Entre autre bénéfices, selon lui, une productivité accrue et des retombées économiques positives pour le secteur de la restauration, grâce à l’effet pause déjeuner. Convaincu, il annonce une reprise en fanfare pour le secteur, tablant sur un revenu de 3,3 à 5 milliards grâce au retour au bureau des salariés, et donc au restau le midi, rapporte le journal Il Fatto Quotidiano. La FIPE (Fédération Italienne des Restaurateurs et Hôteliers – en gros), elle, table plutôt sur 1,4 milliard. Même chose pour le PIB, qui devrait revenir booster en même temps que les travailleurs-consommateurs rempliront l’autoroute pour regagner leurs bureaux.
Touche pas à ma gamelle
Revenons à la #smartschiscetta. Le dictionnaire nous apprend que « schiscetta » est un mot de dialecte désignant la gamelle en fer blanc des ouvriers et des étudiants. La lunch box d’autrefois, en gros. Pour traduire la « smartschiscetta », je propose donc le néologisme de télégamelle.

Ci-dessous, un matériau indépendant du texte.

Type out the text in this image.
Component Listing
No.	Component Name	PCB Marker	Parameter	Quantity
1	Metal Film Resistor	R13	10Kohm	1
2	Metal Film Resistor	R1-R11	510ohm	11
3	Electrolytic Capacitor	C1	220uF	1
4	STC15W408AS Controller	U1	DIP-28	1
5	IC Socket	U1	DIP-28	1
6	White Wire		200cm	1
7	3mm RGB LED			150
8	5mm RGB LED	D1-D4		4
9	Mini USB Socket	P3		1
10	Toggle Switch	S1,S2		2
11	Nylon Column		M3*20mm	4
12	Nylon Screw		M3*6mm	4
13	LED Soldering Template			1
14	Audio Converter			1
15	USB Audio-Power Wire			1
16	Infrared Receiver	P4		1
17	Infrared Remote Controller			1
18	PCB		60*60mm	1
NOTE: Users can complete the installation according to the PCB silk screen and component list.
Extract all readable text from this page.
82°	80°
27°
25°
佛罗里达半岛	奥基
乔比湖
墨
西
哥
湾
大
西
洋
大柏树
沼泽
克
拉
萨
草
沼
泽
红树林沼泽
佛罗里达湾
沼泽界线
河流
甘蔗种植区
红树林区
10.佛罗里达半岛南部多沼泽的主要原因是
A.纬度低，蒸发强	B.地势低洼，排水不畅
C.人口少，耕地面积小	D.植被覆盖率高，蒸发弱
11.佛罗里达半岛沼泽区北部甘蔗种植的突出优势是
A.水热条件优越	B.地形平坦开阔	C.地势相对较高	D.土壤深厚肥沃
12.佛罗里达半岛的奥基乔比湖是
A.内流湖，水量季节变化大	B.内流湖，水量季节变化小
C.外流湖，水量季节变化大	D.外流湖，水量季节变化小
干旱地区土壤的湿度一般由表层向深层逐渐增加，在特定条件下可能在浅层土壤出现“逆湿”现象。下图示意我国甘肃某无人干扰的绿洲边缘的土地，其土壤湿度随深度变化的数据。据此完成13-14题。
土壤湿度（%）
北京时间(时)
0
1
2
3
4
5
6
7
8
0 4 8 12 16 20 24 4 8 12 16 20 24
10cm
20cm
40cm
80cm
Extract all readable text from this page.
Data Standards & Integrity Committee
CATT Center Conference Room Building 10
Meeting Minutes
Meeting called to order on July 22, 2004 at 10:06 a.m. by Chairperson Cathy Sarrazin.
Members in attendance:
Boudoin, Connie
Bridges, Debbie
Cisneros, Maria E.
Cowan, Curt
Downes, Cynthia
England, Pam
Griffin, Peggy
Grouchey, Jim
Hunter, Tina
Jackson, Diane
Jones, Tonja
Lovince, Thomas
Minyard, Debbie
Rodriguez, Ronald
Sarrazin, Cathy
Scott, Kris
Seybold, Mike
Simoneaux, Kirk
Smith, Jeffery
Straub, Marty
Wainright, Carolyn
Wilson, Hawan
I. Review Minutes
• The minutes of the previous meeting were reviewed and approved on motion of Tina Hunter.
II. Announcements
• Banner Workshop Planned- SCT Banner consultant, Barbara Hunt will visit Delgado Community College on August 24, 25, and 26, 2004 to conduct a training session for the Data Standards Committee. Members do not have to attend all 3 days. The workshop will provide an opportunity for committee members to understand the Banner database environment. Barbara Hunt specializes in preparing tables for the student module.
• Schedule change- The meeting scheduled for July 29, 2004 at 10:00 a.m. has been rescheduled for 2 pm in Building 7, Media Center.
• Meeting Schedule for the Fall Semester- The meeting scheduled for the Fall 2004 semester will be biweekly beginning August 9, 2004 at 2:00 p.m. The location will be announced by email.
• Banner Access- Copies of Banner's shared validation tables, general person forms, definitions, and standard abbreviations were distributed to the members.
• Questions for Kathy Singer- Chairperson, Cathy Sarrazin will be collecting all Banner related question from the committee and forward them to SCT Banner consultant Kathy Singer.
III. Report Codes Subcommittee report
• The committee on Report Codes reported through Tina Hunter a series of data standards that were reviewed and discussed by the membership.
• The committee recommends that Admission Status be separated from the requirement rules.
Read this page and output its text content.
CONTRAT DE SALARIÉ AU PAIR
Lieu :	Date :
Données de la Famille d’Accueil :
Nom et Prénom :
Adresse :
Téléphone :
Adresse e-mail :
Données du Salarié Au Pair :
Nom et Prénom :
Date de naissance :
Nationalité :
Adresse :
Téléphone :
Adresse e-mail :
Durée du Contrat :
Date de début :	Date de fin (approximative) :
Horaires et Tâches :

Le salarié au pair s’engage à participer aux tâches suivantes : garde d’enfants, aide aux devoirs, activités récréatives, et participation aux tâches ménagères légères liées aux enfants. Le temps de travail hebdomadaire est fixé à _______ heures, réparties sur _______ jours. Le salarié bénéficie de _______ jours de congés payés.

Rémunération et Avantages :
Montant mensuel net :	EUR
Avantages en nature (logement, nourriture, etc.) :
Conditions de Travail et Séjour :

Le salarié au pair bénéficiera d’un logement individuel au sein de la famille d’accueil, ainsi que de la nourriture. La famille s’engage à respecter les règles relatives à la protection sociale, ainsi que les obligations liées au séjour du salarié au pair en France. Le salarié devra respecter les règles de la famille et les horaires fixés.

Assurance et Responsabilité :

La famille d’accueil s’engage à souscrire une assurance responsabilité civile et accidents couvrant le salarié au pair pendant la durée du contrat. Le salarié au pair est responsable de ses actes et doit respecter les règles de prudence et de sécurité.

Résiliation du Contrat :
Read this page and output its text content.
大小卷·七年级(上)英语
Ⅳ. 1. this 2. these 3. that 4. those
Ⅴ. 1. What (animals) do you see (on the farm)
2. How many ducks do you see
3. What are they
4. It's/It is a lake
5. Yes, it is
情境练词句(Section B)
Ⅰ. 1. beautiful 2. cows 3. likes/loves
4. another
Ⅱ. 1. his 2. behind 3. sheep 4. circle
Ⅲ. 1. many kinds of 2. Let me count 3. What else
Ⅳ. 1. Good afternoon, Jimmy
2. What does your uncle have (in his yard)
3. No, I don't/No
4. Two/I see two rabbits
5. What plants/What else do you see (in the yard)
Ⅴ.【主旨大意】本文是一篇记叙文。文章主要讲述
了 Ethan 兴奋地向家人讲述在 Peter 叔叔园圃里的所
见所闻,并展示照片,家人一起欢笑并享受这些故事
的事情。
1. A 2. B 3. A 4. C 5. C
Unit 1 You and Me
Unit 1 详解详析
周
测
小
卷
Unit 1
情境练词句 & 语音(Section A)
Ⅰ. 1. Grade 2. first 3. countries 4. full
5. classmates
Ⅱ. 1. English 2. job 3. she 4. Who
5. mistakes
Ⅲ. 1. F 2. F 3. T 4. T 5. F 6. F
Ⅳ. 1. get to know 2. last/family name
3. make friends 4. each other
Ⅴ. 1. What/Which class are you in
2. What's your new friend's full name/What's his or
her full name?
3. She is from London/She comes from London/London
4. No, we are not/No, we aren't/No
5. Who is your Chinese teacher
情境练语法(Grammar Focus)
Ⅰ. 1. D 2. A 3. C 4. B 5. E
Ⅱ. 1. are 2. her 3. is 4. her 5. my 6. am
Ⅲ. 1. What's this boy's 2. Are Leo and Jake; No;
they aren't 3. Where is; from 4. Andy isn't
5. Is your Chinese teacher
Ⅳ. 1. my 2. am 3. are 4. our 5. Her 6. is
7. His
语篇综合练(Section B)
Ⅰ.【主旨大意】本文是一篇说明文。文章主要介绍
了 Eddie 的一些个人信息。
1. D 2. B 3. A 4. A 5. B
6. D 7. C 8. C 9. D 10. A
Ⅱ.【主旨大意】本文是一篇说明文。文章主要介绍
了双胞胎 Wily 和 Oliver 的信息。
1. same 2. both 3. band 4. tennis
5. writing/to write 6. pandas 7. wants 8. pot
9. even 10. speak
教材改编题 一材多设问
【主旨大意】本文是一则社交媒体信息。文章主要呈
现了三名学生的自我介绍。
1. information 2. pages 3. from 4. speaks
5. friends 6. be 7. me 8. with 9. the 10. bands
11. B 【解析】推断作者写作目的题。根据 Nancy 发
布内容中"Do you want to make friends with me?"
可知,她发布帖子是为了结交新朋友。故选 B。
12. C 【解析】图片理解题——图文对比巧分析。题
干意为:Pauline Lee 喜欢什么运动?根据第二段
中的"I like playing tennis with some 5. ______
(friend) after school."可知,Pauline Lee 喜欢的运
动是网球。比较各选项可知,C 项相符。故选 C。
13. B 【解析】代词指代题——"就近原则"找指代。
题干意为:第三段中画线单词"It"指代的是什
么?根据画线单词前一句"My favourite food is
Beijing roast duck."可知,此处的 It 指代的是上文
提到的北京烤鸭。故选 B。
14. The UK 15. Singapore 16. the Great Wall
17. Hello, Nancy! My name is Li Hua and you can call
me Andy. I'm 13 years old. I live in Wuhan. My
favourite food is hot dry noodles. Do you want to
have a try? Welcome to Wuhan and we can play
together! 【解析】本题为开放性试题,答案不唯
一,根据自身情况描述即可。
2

Suite aux propos du ministre Brunetta, les réactions sur twitter ne se sont pas faites attendre. Qui a dit que les employé·es de bureau mangeaient au restaurant le midi ? Ou même, plus modestement, qu’ils avalent les tramezzini pleins de mayonnaise de la cafet en bas des bureaux ? En Italie, se nourrir, c’est du sérieux. Alors forcément, ils ont dégainé la schischetta.
@bioccolo Pausa pranzo con il buon cibo casalingo.
— Pippi Calzelunghe #IoSonoAntifascista (@PippiCalz) October 15, 2021
In ufficio o in #smartworking
Oggi tutti con la #smartschiscetta pic.twitter.com/LvKKHaP3oa
A coup de tweet revendiquant le contenu de cette gamelle comme un acte de résistance aux propos du ministre. Qu’on les oblige à retourner au bureau, passe encore, mais qu’on ne leur parle pas d’abandonner la bonne cuisine casalinga, comprendre, faite maison. Ben oui, rappelez-vous, le premier confinement et ses ruées en cuisine. On lâche rien !
Toute l’Italie est en smartworking, toute ? Non !
Nous sommes en 2021. Toute l’Italie est en smartworking ? Non ! Si on en croit les chiffres de l’ISTAT, le télétravail n’a jamais vraiment décollé en Italie. Alors qu’on en parlait comme d’une situation dominante, le télétravail n’a concerné en 2020 que 21% des travailleurs italiens, contre 6% avant la pandémie. Pendant ce temps, en France, c’est 47% de la population active qui télétravaillait, contre 21% avant 2020.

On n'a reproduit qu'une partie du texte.